The EEF conducted trials showing the benefits of that approach; trials that were “consistent with wider international evidence”. That is one area “where not only have we been influenced by the international evidence, but we’ve influenced the international evidence”, says Higgins.

How teachers can learn from other countries

When it comes to teachers learning lessons from other nations, then, what might be the way forward?

Thinking about the cultural and educational fit could be one key factor.

For example, Andrews draws attention to Flanders, the Flemish-speaking region of Belgium, which is a top performer in Pisa and Timms - though that is hidden in Pisa by the fact that Belgium, rather than Flanders, features in the main rankings.

Flanders is “Europe’s most successful system”, argues Andrews. And as a multicultural society with a comprehensive school system, it has cultural similarities with the UK.

Singapore might fit with the ideals of ministers “but, culturally, Flanders is a much more interesting venue for transferable insights,” says Andrews.

“We should be looking at Flanders. And nobody looks at Flanders,” he adds.

Another step might be to think more about the true nature of evidence and research, suggests Allen.

“When we look at evidence of things that work, we tend to jump on things that appeal to our own preconceptions about what we believe to be true,” she says.

“And we often read evidence superficially - either because we are rushing to seek that confirmation or because politicians and, indeed, teachers who are interested in policy are not generally experts in research methods.”

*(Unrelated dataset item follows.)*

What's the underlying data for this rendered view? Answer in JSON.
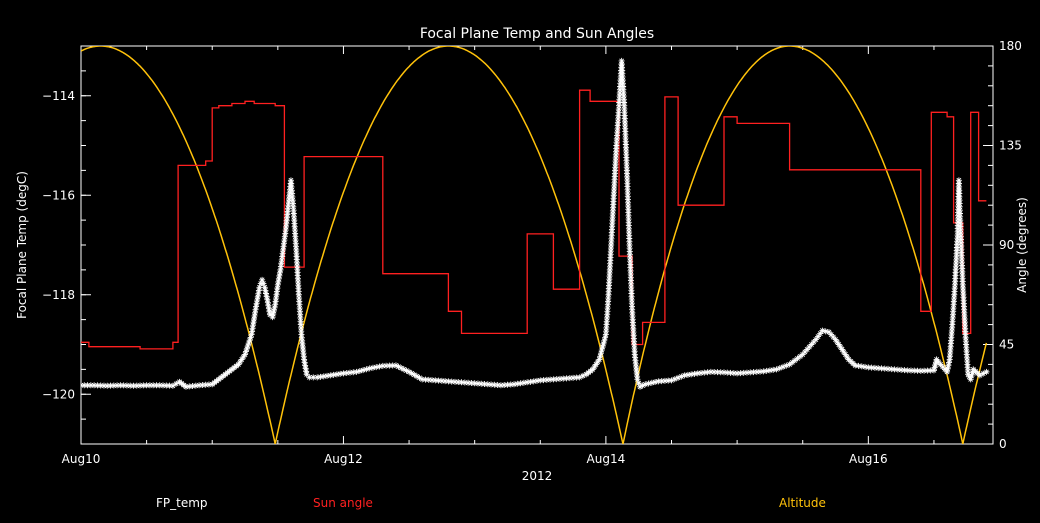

ED Hirsch’s book Cultural Literacy: what every American needs to know, whose 5,000 facts drove the knowledge-rich curriculum in English schools via its influence on former schools minister Nick Gibb, rests on one quite weak piece of empirical evidence on French curriculum reform, says Allen.

“Those of us who care about research methods will be reading it in a very different way,” she adds.

When looking at international evidence, Kay says the EEF would encourage teachers not to think “this is from America so it could never work”, but to think, “OK, why is it this has had a positive impact in America?” and consider whether or not there are unique cultural factors in the US that might be a barrier to translating to the UK.

‘Evidence shouldn’t be used to undercut the professional expertise of teachers’

“If evidence is to succeed, we need to accept we can learn things from other contexts, and that learning is valuable and can help improve…but also that evidence shouldn’t be used to undercut the professional expertise of teachers,” he continues. “The best way for evidence to function, either in England or globally, is for teachers to really use their professional expertise when applying it.”

Where scientific research is about the incremental accumulation of knowledge, says Higgins, education research is more like a “mapping exercise where you’ve got to test your assumptions every now again, either against the existing evidence or try to bring about a process of change to see if you’re successful”.

It’s highly unlikely there’s some silver bullet out there that is going to have a dramatic impact on attainment - but international evidence might offer guides to small improvements in particular areas, he argues. 

That means trialling approaches seen to be successful overseas in the UK “just to be sure they are successful - it may be that in the UK context they are not, or they don’t give you the big gains people think they do”, says Higgins. 

“I see findings from educational research as increasing and informing the range of choices that teachers can make,” he adds. 

Thinking there are no lessons to be learned from other nations in education means missing out on valuable learning. But, on the other hand, thinking that everything can be imported wholesale risks imposing overseas pedagogy or curricula fostered by unique cultural traditions in contexts where those cultural traditions do not apply.

In a world where Pisa drives policymakers’ anxieties about international comparisons, it’s important to think critically about “miracle” solutions from overseas, and to understand when those apparent solutions might be shaped by domestic cultural factors, stretching back hundreds or thousands of years.

In the end, it’s a long way from Singapore to St Helens, in every sense.